The secret purpose of the WTO wasn't free trade, but precisely the opposite. It wasn't to foster close trading relationships between producers and consumers the world over, but to allow government to regulate trade according to the desires of special interest groups such as environmentalists, labor unions, and favor-seeking international corporations. 

But, it turns out, even the WTO is vulnerable to shunning. If the Clinton administration doesn't like what the WTO is doing, it drops all talk of the "international rule of law" and starts a boycott. So much for the WTO. Some authority. Some rule of law. 

This was the reaction of the U.S. when the WTO prepared hearings on the Helms-Burton law, a belligerent piece of legislation that imposes sanctions on foreign governments and private parties that have trade relations with Cuba. 

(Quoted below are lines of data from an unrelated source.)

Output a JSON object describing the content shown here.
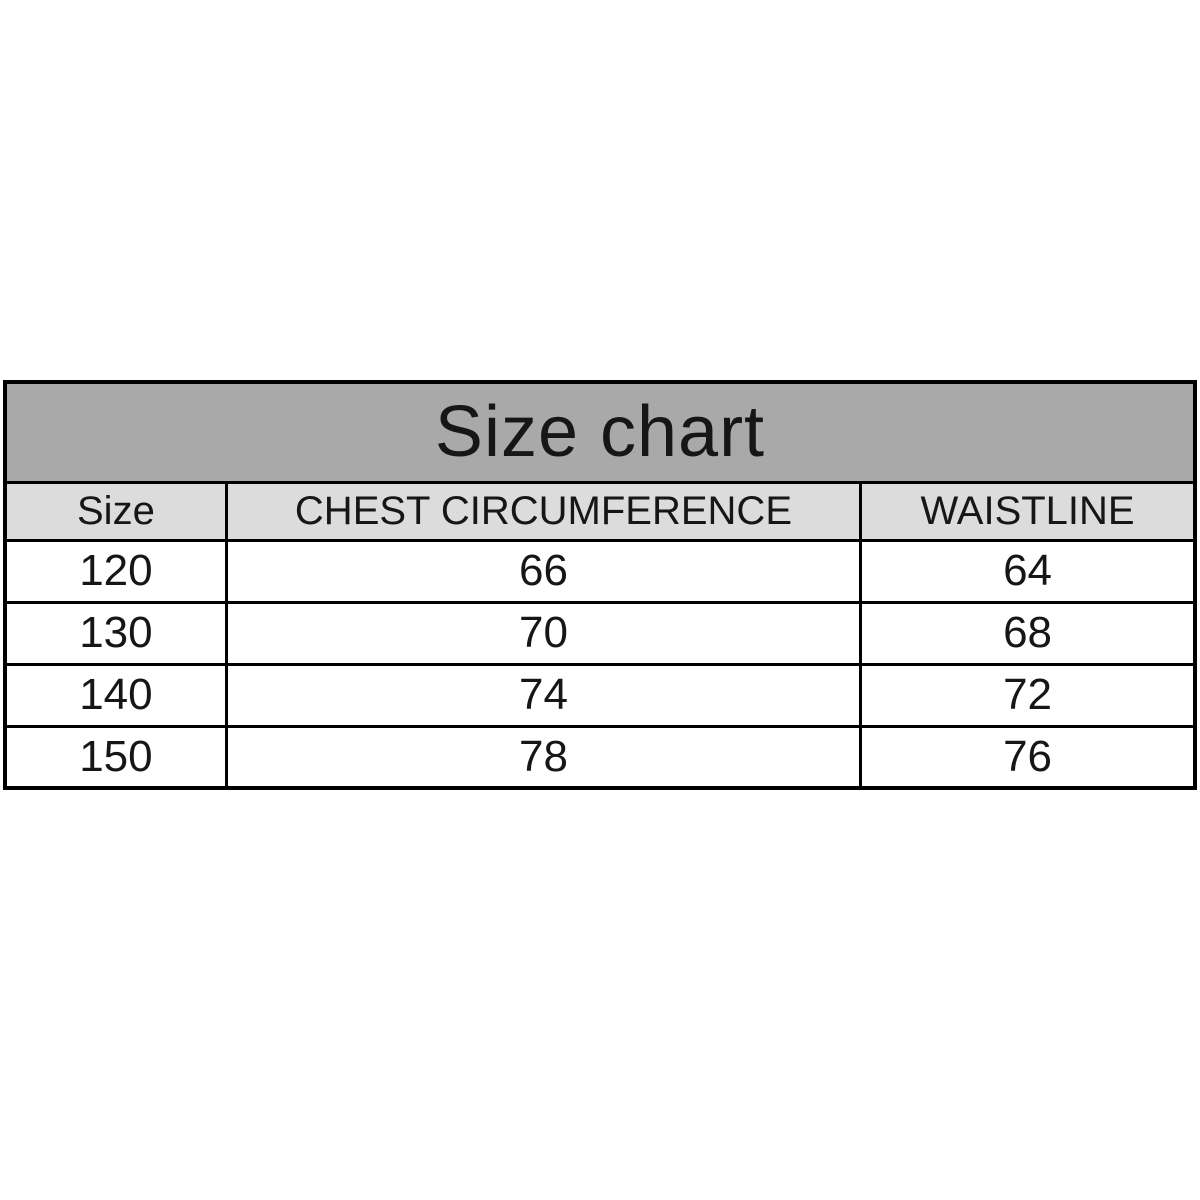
{
  "chart_data": {
    "type": "table",
    "title": "Size chart",
    "columns": [
      "Size",
      "CHEST CIRCUMFERENCE",
      "WAISTLINE"
    ],
    "rows": [
      [
        "120",
        "66",
        "64"
      ],
      [
        "130",
        "70",
        "68"
      ],
      [
        "140",
        "74",
        "72"
      ],
      [
        "150",
        "78",
        "76"
      ]
    ],
    "units": "",
    "layout": "title band spans all columns; header row shaded; 4 data rows"
  },
  "colors": {
    "title-bg": "#a9a9a9",
    "header-bg": "#dcdcdc",
    "border": "#000000",
    "text": "#161616",
    "page-bg": "#ffffff"
  }
}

This goes far beyond tariffs and erecting import barriers. Those may be economically unsound, but nobody questions that it is within Congress's purview to impose them. The Helms-Burton law, on the other hand, is directed at the trading policies foreign governments have with another foreign government. It allows these countries to be sued in U.S. courts for developing international friendships that the Clinton administration disapproves of (or, more specifically, a tiny but influential group of Cuban exiles living in Miami disapproves of). 

Obviously, Helms-Burton affects world trade in a profound way, and thereby falls within the purview of the WTO, at least according to the rules that the U.S. itself agreed to when it pushed the Gatt treaty two years ago. But when the Clinton administration saw that the WTO would rule against Helms-Burton, its trade negotiators packed their suitcases and went home. 

Some people cheered, on grounds that this helps undermine the WTO as an arbiter of international trade. The point is well taken. But it would be far better for the U.S. to take a principled and unchanging stand both for free trade and against all forms of international control on trade. 

So long as the head of the WTO remains Italy's Renato Ruggierio, whom the Clinton administration regards as a tool of the European Community, the U.S. will continue to disparage the institution that U.S. elites themselves agitated for decades to create. The U.S.'s man of choice--Mexico's former president Carlos Salinas--is on the lam, and his family is embroiled in the worst drug and murder scandal in Mexican history. 

Here's a prediction: if the U.S. ever gets its man in charge of the WTO, this agency will again be hailed as a wonderful force for the international rule of law. 

Thus are the dangers of imposing political controls on what should be an economic issue settled only by people party to the exchange. Thus also are the dangers of compromising with the ideals of a free society, which requires not world government agencies but decentralized self-government. How much better off we'd be as a nation if government, including world government, would indeed get and stay off of our backs.


Jeffrey Tucker edits The Free Market.